Ein Klassiker wird zum Superstar. Warum der Entwurf von Designer Michel Ducaroy gerade Repräsentant unseres Zeitgeistes ist. 

Das Interiordesign Studio Büro Kif wählte die Variante aus Leder. Foto: Alan Jensen/©Living Inside

Zu den positiven Auswirkungen der Pandemie gehört das gesteigerte Interesse am eigenen Zuhause. Handwerk und Hersteller erleben einen Nachfrageboom, der sich mitunter nur durch  längere Warte- und Lieferzeiten bewältigen lässt. So weit nichts Neues. Doch mittendrin im Boom des Unser Haus soll schöner werden gibt es ein Möbelstück, das noch gefragter ist als seine Gefährten. Sofa „Togo“ von Ligne Roset. Kein Neuling im Karussell des Designs. 1973 wird es als erstes Vollschaumpolstermöbel auf dem Pariser Salon des Arts Ménagers, der Haushaltswarenmesse, vorgestellt. Die Reaktionen sind verhalten. Noch kauert man auf bockigen Cocktailsofas oder sitzt aufrecht auf Mid-Century-Holzgestellen mit gepolsterten Auflagen. „Togo“ ist seiner Zeit voraus. Aber nicht lange.

Dieses Pastellfarbenes Duo findet sich im Zuhause von Karoline, die hinter dem Blog Frollein Herr steckt.

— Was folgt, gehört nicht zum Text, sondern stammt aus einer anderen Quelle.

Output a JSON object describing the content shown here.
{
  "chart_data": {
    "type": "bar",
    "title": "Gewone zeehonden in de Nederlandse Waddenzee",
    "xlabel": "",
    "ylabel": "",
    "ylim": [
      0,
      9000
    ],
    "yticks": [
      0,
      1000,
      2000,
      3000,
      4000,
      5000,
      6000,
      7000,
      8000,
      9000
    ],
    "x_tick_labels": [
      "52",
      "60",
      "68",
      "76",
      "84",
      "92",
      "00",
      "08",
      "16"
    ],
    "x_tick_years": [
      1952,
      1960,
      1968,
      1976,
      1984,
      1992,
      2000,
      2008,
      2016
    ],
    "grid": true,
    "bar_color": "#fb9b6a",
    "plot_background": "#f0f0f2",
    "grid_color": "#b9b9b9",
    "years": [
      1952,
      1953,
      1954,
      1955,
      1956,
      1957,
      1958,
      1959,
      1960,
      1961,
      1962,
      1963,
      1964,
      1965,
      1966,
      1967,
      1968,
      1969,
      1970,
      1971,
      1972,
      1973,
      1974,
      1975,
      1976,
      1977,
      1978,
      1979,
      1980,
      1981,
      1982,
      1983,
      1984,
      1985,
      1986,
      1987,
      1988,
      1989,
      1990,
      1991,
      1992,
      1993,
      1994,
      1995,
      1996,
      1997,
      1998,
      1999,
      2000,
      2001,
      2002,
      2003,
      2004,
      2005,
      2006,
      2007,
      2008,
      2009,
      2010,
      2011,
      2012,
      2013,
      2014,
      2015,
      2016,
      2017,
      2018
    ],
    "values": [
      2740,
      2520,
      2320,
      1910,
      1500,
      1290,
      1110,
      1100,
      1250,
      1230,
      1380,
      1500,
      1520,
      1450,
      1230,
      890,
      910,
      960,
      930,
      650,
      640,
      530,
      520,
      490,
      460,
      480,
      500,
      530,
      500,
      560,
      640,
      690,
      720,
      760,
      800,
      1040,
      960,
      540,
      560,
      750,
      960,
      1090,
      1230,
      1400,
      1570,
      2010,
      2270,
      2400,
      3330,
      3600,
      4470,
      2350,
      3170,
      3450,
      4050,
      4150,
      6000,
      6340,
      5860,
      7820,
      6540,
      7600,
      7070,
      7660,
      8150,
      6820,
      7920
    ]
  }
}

Der Spirit der 68er-Bewegung nimmt Fahrt auf und damit beginnt seine Erfolgsgeschichte. Doch Erfolg setzt Qualität voraus. Also was ist das Geheimnis dieses Sofas, das mit seinem Faltenwurf – Designer Michel Ducaroy möge es verzeihen – an einen chinesischen Shar-Pei-Welpen erinnert? Es sind genau die Absteppungen und die daraus entstehenden Falten, auf  denen „Togos“ Knautschzone wichtigste Eigenschaft beruht: „Das Ding ist einfach bequem“, sagt  Thomas Wolff von Wolff ’s Antikquarium in  München. Denn die Nähte des Bezugs werden so fest mit der Unterpolsterung verbunden, dass es immer in der ursprünglichen Form bleibt. Damit ist auch die erstaunlich große Zahl an gehandelten Vintage-Stücken erklärt. „Ein gut  erhaltenes ,Togo‘ ist ein Schatz“, weiß Thomas Wolff. „Und der beste Beweis, wie nachhaltig Qualität ist.“

Eine Seltenheit: „Togo“ im Musterkleid, gesehen bei Paulette in’t Stadt

Obwohl das Design deutlich auf die 70er-Jahre referiert, wurde es in den Jahrzehnten danach bis heute immer wieder als modern empfunden. Den Vintage-Experten überrascht das  überbordende Revival des Klassikers nicht. „Der Entwurf ist Legende! Dahinter steht die Strahlkraft einer Epoche, die für all das bürgt, was uns in den letzten zwei Jahren verloren gegangen ist und wonach wir uns sehnen: Freiheit, Ungezwungenheit, ausgelassenes Feiern, Nähe. Auf ,Togo‘ sind doch die Leute automatisch näher zusammengerutscht.“

Trotz der mangelnden Begeisterung des Publikums wurde Michel Ducaroy damals mit dem René-Gabriel-Preis der Pariser Messe für „innovative und demokratische Möbelkonzepte“ ausgezeichnet. Er hätte ihn heute wieder verdient!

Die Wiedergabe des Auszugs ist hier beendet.